I noticed there is an important performance difference between the zlib library available in the system, and the one I re-installed from source, although both are zlib version 1.2.11. I run Mac OS 10.13.6.
#include <stdio.h>
#include <stdlib.h>
#ifdef LOCAL_ZLIB
#include "./zlib-1.2.11/zlib.h"
#else
#include <zlib.h>
#endif
int main(int argc, char *argv[])
{
printf("zlib version %s\n",zlibVersion());
gzFile testFile = gzopen(argv[1], "r");
int buffsize = 1024*1024 ;
char * buffer = (char *) calloc(buffsize,sizeof(char));
while ( gzread(testFile,buffer,buffsize) >0 )
{
;
}
free(buffer);
gzclose(testFile);
}
It just decompress the file using gzread in the buffer.
wget ftp://ftp.sra.ebi.ac.uk/vol1/fastq/SRR374/006/SRR3744956/SRR3744956_1.fastq.gz
gcc bench_zlib.c -O3 -o bench_zlib -lz
time ./bench_zlib SRR3744956_1.fastq.gz
Which gives :
zlib version 1.2.11
real 0m3.711s
user 0m3.599s
sys 0m0.105s
zlib recompiled, same version, linked in static mode :
wget https://www.zlib.net/zlib-1.2.11.tar.gz
tar -xzvf zlib-1.2.11.tar.gz
cd zlib-1.2.11
./configure
make
cd..
gcc bench_zlib.c ./zlib-1.2.11/libz.a -O3 -o bench_zlib -DLOCAL_ZLIB
time ./bench_zlib SRR3744956_1.fastq.gz
Which gives
zlib version 1.2.11
real 0m5.236s
user 0m5.113s
sys 0m0.112s
The version I re-compiled locally from sources is 40 % slower.

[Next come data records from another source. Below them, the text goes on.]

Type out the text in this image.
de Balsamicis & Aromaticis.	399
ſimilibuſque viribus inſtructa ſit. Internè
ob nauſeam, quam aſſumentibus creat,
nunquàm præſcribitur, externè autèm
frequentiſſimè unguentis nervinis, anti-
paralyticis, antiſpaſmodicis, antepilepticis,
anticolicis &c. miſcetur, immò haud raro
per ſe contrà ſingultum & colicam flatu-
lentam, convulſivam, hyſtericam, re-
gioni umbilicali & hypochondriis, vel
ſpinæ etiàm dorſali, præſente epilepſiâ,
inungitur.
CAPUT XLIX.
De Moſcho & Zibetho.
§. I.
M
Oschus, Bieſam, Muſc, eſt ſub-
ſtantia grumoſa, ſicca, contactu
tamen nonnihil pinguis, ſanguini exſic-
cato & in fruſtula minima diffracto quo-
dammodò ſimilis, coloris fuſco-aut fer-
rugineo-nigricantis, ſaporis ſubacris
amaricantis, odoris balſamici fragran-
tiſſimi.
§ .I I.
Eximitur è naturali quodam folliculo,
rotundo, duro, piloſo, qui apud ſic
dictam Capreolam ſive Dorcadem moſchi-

Any explanation ?
Things are already checked :
Is it possible the system version is compiled with some special options that make it faster ? ( but 40 % seems a lot, and the zlib library is compiled with -O3 mode already)

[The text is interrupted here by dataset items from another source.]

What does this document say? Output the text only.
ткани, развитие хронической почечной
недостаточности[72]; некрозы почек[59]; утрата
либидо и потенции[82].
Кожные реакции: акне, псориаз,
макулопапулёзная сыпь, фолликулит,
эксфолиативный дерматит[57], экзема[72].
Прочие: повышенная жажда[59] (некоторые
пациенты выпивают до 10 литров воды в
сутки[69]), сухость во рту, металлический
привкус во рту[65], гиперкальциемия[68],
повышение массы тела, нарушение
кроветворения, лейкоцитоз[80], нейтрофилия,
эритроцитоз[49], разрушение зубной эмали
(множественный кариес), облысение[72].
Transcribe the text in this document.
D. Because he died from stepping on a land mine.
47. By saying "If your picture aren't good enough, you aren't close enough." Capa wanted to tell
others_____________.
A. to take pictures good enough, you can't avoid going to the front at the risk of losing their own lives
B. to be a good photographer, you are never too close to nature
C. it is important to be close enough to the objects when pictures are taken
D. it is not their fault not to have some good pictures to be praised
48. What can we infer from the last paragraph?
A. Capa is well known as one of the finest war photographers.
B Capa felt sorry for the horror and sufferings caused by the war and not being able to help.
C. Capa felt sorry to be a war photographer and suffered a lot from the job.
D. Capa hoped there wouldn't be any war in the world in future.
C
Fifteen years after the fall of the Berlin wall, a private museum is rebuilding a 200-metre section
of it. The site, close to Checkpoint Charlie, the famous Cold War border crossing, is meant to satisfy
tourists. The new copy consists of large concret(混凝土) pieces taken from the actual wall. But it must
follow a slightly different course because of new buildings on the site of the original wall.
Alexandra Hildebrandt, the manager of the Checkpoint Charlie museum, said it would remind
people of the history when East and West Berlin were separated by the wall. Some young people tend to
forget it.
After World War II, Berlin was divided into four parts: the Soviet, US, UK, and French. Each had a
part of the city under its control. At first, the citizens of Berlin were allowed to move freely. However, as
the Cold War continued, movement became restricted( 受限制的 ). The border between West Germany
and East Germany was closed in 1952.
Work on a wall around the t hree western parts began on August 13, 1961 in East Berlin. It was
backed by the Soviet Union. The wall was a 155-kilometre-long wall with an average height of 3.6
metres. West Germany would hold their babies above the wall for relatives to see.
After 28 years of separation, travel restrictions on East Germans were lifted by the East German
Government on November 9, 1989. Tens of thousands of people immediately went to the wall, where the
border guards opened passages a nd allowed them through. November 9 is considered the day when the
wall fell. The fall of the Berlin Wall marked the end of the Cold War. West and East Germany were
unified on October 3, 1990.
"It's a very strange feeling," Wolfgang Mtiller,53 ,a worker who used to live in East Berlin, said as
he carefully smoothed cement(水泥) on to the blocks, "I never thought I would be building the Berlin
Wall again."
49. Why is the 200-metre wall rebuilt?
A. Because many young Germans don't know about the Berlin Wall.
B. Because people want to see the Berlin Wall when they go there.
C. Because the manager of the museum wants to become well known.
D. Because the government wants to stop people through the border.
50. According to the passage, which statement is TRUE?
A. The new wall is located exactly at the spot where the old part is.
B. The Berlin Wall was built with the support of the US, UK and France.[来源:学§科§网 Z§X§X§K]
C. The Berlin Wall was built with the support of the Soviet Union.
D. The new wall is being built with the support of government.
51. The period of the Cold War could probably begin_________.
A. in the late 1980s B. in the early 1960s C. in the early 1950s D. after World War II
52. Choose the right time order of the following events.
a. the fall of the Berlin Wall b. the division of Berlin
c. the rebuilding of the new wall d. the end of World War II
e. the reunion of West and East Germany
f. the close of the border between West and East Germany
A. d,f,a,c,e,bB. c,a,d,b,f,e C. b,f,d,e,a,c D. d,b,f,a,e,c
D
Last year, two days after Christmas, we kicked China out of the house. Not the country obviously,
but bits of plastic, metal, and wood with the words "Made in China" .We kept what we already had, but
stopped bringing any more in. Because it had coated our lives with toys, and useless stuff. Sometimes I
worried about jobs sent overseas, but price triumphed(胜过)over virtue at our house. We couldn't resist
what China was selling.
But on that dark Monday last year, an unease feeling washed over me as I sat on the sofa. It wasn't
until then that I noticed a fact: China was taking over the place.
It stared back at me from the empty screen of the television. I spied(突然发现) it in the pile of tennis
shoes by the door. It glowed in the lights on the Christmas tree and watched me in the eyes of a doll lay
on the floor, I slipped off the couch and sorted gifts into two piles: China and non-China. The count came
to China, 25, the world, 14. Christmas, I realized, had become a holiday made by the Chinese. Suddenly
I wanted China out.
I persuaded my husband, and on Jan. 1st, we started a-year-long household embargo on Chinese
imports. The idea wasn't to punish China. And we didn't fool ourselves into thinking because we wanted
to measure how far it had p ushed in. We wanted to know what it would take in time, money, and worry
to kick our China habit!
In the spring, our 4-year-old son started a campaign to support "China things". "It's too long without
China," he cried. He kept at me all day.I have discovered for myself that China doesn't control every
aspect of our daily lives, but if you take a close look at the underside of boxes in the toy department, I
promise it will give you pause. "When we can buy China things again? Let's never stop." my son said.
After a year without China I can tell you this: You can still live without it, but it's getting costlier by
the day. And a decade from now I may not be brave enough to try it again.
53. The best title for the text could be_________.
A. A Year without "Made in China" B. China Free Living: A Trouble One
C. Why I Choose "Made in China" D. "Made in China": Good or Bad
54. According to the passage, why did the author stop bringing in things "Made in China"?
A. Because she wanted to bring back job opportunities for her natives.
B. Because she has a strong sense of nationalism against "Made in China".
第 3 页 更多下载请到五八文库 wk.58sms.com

As pointed by Mark Adler in his comment, the code used in the macOS library must be different. The confusion comes from the fact that they did not change the library version string.
I guess they use something similar to this version https://github.com/jtkukunas/zlib (1.2.11.1-motley), where the CRC computation are vectorized. Profiling showed that crc function is 9X faster in the apple zlib version compared to zlib 1.2.11. This performance is similar to zlib "1.2.11.1-motley".

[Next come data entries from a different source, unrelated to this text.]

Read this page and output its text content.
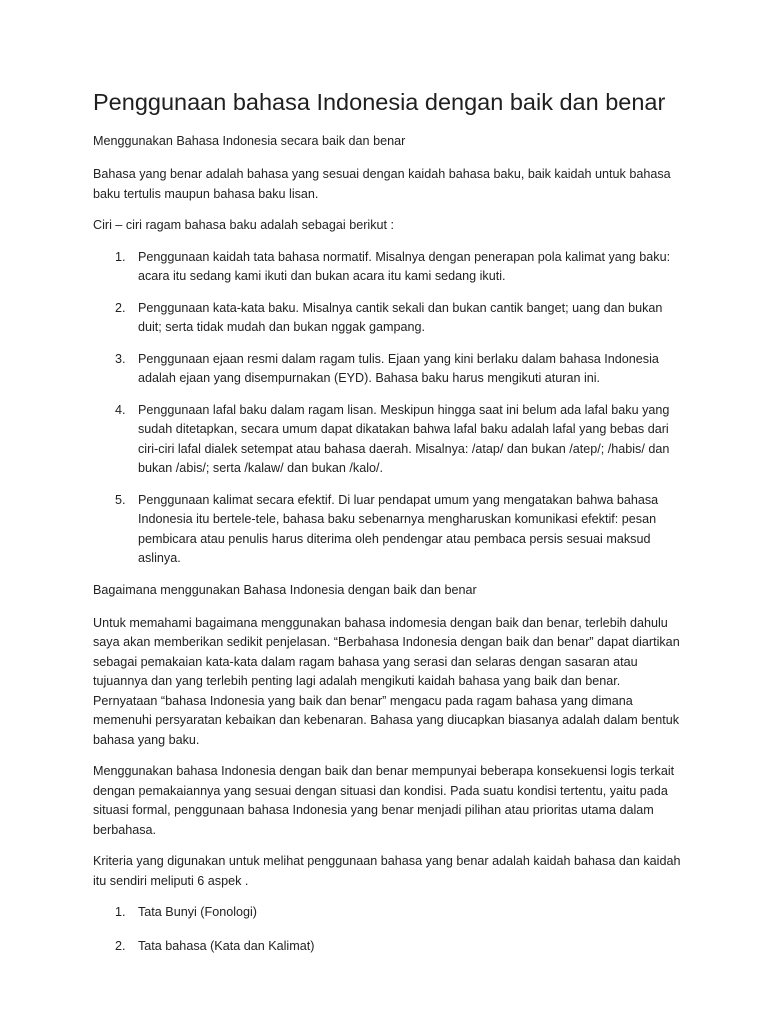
Penggunaan bahasa Indonesia dengan baik dan benar
Menggunakan Bahasa Indonesia secara baik dan benar

Bahasa yang benar adalah bahasa yang sesuai dengan kaidah bahasa baku, baik kaidah untuk bahasa baku tertulis maupun bahasa baku lisan.

Ciri – ciri ragam bahasa baku adalah sebagai berikut :

1. Penggunaan kaidah tata bahasa normatif. Misalnya dengan penerapan pola kalimat yang baku: acara itu sedang kami ikuti dan bukan acara itu kami sedang ikuti.
2. Penggunaan kata-kata baku. Misalnya cantik sekali dan bukan cantik banget; uang dan bukan duit; serta tidak mudah dan bukan nggak gampang.
3. Penggunaan ejaan resmi dalam ragam tulis. Ejaan yang kini berlaku dalam bahasa Indonesia adalah ejaan yang disempurnakan (EYD). Bahasa baku harus mengikuti aturan ini.
4. Penggunaan lafal baku dalam ragam lisan. Meskipun hingga saat ini belum ada lafal baku yang sudah ditetapkan, secara umum dapat dikatakan bahwa lafal baku adalah lafal yang bebas dari ciri-ciri lafal dialek setempat atau bahasa daerah. Misalnya: /atap/ dan bukan /atep/; /habis/ dan bukan /abis/; serta /kalaw/ dan bukan /kalo/.
5. Penggunaan kalimat secara efektif. Di luar pendapat umum yang mengatakan bahwa bahasa Indonesia itu bertele-tele, bahasa baku sebenarnya mengharuskan komunikasi efektif: pesan pembicara atau penulis harus diterima oleh pendengar atau pembaca persis sesuai maksud aslinya.
Bagaimana menggunakan Bahasa Indonesia dengan baik dan benar

Untuk memahami bagaimana menggunakan bahasa indomesia dengan baik dan benar, terlebih dahulu saya akan memberikan sedikit penjelasan. “Berbahasa Indonesia dengan baik dan benar” dapat diartikan sebagai pemakaian kata-kata dalam ragam bahasa yang serasi dan selaras dengan sasaran atau tujuannya dan yang terlebih penting lagi adalah mengikuti kaidah bahasa yang baik dan benar. Pernyataan “bahasa Indonesia yang baik dan benar” mengacu pada ragam bahasa yang dimana memenuhi persyaratan kebaikan dan kebenaran. Bahasa yang diucapkan biasanya adalah dalam bentuk bahasa yang baku.

Menggunakan bahasa Indonesia dengan baik dan benar mempunyai beberapa konsekuensi logis terkait dengan pemakaiannya yang sesuai dengan situasi dan kondisi. Pada suatu kondisi tertentu, yaitu pada situasi formal, penggunaan bahasa Indonesia yang benar menjadi pilihan atau prioritas utama dalam berbahasa.

Kriteria yang digunakan untuk melihat penggunaan bahasa yang benar adalah kaidah bahasa dan kaidah itu sendiri meliputi 6 aspek .

1. Tata Bunyi (Fonologi)
2. Tata bahasa (Kata dan Kalimat)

On a 4GB gzipped file, I have the following decompression times
apple zlib 1.2.11 (dynamic zlib included in Mac OS 10.13.6) : 47.9 s
vanilla zlib 1.2.11 (from zlib.net) : 70.8 s
zlib 1.2.11.1-motley (from github.com/jtkukunas/zlib) : 48.4 s
Moreover, when using gzbuffer(testFile, 1 << 20);
which increases the zlib buffer to 1MB, the apple zlib becomes a little bit faster than zlib 1.2.11.1-motley.
apple zlib 1.2.11 : 43.9 s
vanilla zlib 1.2.11 : 67.1 s
zlib 1.2.11.1-motley : 48.3 s
So I guess that on top of the vectorized CRC, they also have some other optimizations.